A hard money loan is a type of asset-based financing where the funds of the borrower will be secured from the equity of a property. Interest rates are higher compared to conventional loans issued by a bank. Hard money lending is mostly funded by private investors secured by promissory notes and Deed of Trust.
Who typically uses a hard money loan?
-
People who want to close an escrow quickly
-
Investors looking to purchase investment properties
-
Property owners wanting to pull cash out of existing properties
-
Property owners who have multiple properties wanting to cross collateralize
-
Investors who flip properties - buy, remodel, and resell a property in 3 to 6 months
-
Property owners who can’t refinance with a traditional bank due to bad or no credit
What are the benefits of working with hard money lenders?

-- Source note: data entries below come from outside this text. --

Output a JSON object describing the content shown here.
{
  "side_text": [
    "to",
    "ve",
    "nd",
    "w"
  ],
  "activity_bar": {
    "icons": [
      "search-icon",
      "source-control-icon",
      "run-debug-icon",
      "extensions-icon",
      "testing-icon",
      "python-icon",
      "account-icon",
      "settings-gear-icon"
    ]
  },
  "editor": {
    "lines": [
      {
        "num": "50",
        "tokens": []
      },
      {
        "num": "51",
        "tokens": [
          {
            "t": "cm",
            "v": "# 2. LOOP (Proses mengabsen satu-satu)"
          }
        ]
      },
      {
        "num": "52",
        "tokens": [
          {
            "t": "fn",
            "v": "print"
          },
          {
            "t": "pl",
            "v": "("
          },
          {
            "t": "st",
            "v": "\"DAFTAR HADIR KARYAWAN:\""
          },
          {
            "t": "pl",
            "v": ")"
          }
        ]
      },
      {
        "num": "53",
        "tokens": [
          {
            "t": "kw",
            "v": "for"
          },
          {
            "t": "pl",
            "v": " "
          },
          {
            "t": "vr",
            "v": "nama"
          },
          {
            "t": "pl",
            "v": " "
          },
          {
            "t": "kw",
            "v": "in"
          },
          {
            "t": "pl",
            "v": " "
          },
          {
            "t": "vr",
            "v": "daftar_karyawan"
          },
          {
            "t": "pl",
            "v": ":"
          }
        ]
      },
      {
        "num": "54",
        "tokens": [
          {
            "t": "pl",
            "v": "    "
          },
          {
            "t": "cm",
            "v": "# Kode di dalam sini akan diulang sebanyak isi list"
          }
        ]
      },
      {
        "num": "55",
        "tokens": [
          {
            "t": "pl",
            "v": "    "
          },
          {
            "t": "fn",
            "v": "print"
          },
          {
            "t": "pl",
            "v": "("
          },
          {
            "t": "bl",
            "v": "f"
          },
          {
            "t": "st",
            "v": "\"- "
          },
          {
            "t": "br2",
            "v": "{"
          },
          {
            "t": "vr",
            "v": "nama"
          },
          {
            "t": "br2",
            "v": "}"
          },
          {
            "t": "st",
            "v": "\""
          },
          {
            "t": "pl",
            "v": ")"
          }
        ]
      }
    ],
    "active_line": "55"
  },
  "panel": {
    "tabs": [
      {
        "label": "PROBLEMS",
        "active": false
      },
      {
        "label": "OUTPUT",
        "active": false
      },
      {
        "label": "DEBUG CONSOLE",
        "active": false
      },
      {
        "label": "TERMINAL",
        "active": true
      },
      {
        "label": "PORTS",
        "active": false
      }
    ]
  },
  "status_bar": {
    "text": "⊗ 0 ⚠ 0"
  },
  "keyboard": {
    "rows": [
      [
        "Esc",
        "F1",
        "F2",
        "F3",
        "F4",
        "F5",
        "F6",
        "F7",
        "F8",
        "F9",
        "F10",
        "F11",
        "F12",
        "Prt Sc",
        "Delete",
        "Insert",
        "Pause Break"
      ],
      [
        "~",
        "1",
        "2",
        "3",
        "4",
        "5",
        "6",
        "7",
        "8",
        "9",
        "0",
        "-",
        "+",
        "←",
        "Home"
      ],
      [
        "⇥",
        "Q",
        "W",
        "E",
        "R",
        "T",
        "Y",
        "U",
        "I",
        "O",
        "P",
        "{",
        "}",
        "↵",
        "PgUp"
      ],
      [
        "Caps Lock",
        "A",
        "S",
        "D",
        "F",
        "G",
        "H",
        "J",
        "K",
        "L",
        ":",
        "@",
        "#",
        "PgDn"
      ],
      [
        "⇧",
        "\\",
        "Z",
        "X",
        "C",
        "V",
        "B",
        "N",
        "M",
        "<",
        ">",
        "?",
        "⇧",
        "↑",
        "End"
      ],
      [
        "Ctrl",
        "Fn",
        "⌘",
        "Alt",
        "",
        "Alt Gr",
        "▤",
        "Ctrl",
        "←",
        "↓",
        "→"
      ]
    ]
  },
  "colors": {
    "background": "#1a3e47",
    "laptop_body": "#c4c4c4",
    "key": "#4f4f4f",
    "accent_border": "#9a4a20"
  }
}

You can get your fund, for whatever purpose, in time to achieve your goals.
​
What does Loans with Peetason look for when qualifying a loan application? What type of properties do you lien on?
The borrower needs to have a property with enough equity in California. We can do loans up to 75% LTV (Loan to Value).
What if we have bad credit, are in bankruptcy, or are in the process of foreclosures? Will this hinder me for a loan?
No. We don’t check your credit score or your financial records. All we use is the equity of your property.
How do I submit a loan request?
You can complete our loan application. Or you can contact us by email/phone. We will be happy to talk directly to you as we can decide quickly if we are interested.
How long does the loan process take?
We can usually fund in 3 to 5 working days.
What is the cost of a hard money loan?
Our interest rates range from 10% - 12%, interest only. Lender points range from 1% - 5% of the loan amount. The borrower pays for all standard closing costs - title, escrow, and legal.
Is there a penalty if I return the loan before it is due?
No, all our loans are with no prepay penalty.
​
Can I return the loan in a very short time, say one month?
Yes, the duration of the loan can be a few weeks to 6 months. We actually don't prefer loan over 6 months.
​
Can I get an extension if I can't payoff when the loan is due?
Usually yes if you pay the interest due and we likely will extend the loan in the same terms and conditions when it was initiated.